Most people will only visit the gas stations in Whistler today for gas. There was a time, however, when the gas stations offered many much-needed services to the growing community.
Before its closure, the Husky was the longest-standing conventional gas station in Whistler, but it was not the first. The B/A gas station opened not long after Garibaldi Lifts Ltd. declared Whistler Mountain open for business. In 1969, The B/A, or British American Oil Company, was amalgamated into the Canadian Gulf Oil Company and the gas station became a Gulf, easily recognised by the orange and blue circular logo. Located in today’s Creekside, where Coastal Culture and Tim Hortons are now found, the first gas station in Whistler was the place to go if you needed to buy groceries and it could get busy after skiing. Identifying a need in the community and a business opportunity they also installed a washing machine and dryer that was used as a public laundry.
It was not long before there was competition for these services when the Union 76 gas station opened in 1970. Then, in July 1977, the Union 1976 rebranded to Husky, and the station remained a Husky until a fortnight ago when the longstanding Husky station became the Co-Op. Throughout that time the Husky went through many iterations, expanding multiple times.
Garibaldi’s Whistler News in 1977 advertised only two places in Whistler to buy groceries. According to the paper, they were, ‘FOOD PLUS, located on Highway 99 in the Husky Service Centre. Carries fresh and frozen produce, meat, pharmaceutical products, sundries.’ Along with the ‘MINIMART at Whistler-Rainbow Gulf Station stocked with a variety of foods. Open daily.’
With groceries only available at the gas stations, those visiting Whistler were encouraged to bring their food if they wanted to cook at home and most people we talk to remember buying candy at the gas stations but going to Squamish for grocery shopping. Bob Penner, a long-time Whistler local recalled, “You did have to go to Squamish for food because at the gas station there were two types of beans and a pound of sugar at the shop. We would pool our things and shop. Everything was out of cans, canned meat – spam was huge. Kraft dinner was great.”
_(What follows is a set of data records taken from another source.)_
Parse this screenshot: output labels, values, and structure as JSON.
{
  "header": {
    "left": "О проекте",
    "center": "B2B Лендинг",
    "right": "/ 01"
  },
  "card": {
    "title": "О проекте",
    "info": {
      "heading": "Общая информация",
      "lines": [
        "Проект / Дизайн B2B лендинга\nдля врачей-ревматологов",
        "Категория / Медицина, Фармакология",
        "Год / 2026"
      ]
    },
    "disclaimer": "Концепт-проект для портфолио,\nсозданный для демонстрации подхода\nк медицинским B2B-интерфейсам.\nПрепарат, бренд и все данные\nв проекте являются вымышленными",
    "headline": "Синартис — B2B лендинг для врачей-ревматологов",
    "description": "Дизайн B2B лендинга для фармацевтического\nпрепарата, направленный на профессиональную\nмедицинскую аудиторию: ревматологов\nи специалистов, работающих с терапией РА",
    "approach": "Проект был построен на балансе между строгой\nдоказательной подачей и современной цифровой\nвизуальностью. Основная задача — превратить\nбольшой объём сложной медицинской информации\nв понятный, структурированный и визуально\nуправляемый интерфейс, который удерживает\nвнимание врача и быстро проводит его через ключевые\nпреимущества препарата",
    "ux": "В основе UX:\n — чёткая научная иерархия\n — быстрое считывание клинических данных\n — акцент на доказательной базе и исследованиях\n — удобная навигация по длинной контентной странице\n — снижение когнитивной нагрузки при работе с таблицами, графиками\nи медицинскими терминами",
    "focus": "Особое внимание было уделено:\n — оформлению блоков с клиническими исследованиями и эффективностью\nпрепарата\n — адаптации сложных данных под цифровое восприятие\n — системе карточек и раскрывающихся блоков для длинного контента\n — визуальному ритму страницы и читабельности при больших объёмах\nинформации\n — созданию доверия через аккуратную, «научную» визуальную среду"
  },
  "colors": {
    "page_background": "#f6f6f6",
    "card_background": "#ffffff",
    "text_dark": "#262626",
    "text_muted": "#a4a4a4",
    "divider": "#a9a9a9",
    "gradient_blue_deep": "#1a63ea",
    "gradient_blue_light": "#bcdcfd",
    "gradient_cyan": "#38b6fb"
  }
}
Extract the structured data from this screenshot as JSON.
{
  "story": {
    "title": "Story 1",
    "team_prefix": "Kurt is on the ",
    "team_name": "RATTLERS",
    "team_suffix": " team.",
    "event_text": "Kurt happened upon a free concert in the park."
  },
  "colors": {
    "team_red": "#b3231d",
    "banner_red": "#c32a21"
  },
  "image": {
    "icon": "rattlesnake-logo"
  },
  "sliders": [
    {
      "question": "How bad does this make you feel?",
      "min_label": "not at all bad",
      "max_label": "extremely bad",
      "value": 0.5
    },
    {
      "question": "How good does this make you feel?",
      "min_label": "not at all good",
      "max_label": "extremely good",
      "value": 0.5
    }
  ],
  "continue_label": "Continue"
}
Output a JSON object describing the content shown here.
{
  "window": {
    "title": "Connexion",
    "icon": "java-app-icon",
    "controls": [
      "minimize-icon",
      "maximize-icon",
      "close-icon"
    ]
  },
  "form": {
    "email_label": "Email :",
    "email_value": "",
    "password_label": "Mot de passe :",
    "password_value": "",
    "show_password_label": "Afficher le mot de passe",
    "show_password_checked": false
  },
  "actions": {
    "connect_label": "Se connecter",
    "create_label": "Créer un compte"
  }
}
When The Grocery Store opened in the Village at the beginning of 1981 the competition ramped up. In January 1982, Jan Systad who previously ran the popular Cookhouse at Mons took over the operation of the deli, store, and laundry facilities at the Husky, where she continued to serve her “much-sought-after home-cooked goodies”. In 1983, the store at the Gulf was bought and renamed the Rainbow Grocer. Photos from The Whistler Question at the time show deli items for sale, including bacon for $2.19/lb and Coho Salmon steaks for $4.00/lb.
In 1985, Petro-Canada acquired all of the Gulf gas stations in Canada and the Gulf station soon transitioned to a Petro-Can. In 2000 it was released that the Petro-Can underground storage tanks had been leaking, likely for several years, disrupting Intrawest’s plans for the redevelopment of Creekside. Remediation started to remove the petrochemicals and hydrocarbons from the ground and remediation efforts continued until 2006 with the Petro-Can open for business as usual. Then in 2006, Whistler’s first conventional gas station was demolished to finish the remediation works. While the flier to patrons said it was a temporary closure for redevelopment, the empty lot and large hole remained for many years and a gas station never did reopen on the site.